Cleveland Beer Week is over.  We have now entered Cleveland Water Week.  Seriously, that was like running a gauntlet.  In chronological order:

My wife attended the opening ceremonies, "Grains Versus Grapes", though I did not.  (The link to the main Beer Week page above has the official descriptions of all the events.)  It's a simultaneous pairing of food with both beers and wines.  Alice reports that there were some flaws with the execution of the event:  it wasn't clear that there was both a beer and a Cava served at different stations to start, and nothing was said about the wine and beer for each course until after the course was over.  She'd have preferred to know why they were chosen to go with the food.
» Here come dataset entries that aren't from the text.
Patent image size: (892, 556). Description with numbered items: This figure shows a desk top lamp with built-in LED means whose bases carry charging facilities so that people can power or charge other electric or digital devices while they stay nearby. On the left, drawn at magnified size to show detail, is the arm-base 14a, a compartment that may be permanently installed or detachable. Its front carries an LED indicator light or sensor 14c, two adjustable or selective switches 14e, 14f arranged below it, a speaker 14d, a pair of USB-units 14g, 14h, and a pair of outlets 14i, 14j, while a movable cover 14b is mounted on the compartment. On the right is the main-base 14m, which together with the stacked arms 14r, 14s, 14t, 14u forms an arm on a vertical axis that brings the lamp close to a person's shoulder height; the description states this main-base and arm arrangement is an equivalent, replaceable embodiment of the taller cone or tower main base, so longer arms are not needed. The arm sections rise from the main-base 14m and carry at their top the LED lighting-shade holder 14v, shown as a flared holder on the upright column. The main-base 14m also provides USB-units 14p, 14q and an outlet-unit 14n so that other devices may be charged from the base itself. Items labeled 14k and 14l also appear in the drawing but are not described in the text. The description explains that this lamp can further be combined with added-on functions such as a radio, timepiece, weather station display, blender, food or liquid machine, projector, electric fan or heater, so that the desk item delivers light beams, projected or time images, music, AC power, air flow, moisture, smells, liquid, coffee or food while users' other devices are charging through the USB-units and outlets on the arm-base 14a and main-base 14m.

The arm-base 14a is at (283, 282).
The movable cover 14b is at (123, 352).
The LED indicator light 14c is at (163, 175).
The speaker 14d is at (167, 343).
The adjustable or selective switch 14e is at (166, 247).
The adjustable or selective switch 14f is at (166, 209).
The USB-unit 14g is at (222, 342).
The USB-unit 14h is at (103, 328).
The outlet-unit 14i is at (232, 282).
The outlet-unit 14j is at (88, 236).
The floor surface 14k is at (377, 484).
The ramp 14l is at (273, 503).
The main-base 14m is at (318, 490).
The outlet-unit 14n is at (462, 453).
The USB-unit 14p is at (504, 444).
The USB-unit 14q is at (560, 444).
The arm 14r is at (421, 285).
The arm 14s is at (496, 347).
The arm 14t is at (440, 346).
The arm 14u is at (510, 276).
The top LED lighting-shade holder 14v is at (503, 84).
The next day, Buckeye Beer Engine trucked in a mess of oysters and served them with Rogue beers.  The oysters were pretty good and we got flights of Rogue beers on tap, which is a special treat.  My wife stayed to watch the Illini play football while I went on the Magic Hat Liquid Hunt.  It was a bar crawl with a scavenger-hunt theme.  We walked three miles west on Detroit Avenue through the city of Lakewood, stopping at ...um... four bars along the way.  It was a little blustery but a good time and I'd never been to any of the bars.  The organization at the start of the event left something to be desired - trying to process hundreds of people through an already crowded bar was not the brightest idea.  (Why take tickets in the *back room*?  Why not the foyer?)

On Tuesday, I had the great privilege of meeting Larry Bell of Bell's Brewery, whose beers I've been drinking since probably before I could do so legally.  The occasion was Bell's Eccentric Cafe On Tour, a six course beer and food pairing at the Beer Engine.  The food was made by the chef who mans the Touch Suppertruck, and the courses ranged in quality from quite good to sublime.  Several of the pairings were very good, and made me see some of Larry's beers in a new way.  (I never liked the Oarsman Ale much, but now I appreciate it.) The only hiccup was timing:  during one of the intermissions between courses, the Q&A went on too long, and it upset the kitchen's ability to get courses out.  The event started at 7 and we didn't get out until after 10:30.

Friday came, and with it an event Alice had missed in previous years:  Ales On Rails.  Beer is served on a train traveling south to Akron along the Cuyahoga; there's a new beer every half hour and a boxed meal.  Our group had a good time, but I'm glad we bought tickets for the cheap car, because we had space to move around.  The more "luxurious" cars were prettier but more crowded.  In the end, I was disappointed that we couldn't see out:  when the train got underway at 6:30, it was almost dark outside.

Finally, on Saturday, we went to Brewzilla.  I was on the fence about going because I had heard that in previous years the crowds were intense.  I needn't have worried - or perhaps the warning served to reduce my expectations.  We had a great time.  There were 60 or so tables, each serving samples of four beers; a ticket system for servings kept rampant consumption in check.  I discovered some beers I'll definitely be looking for in the future:  Liefmanns Cuvee Brut and Goudenband were outstanding.  The food was just OK, but I had taken the preemptive step of eating a heap of french fries at happy hour beforehand.  Oh, did I mention that before the event I had Bell's Batch 10000 on tap at a local bar?  I did.

It was a great week - but not the sort of thing I could do all the time.  A friend of mine takes beer week off as vacation every year, and I can see why.  Between the main events and all the little side celebrations at local bars, it's a great opportunity to broaden your beer horizons and taste some special offerings.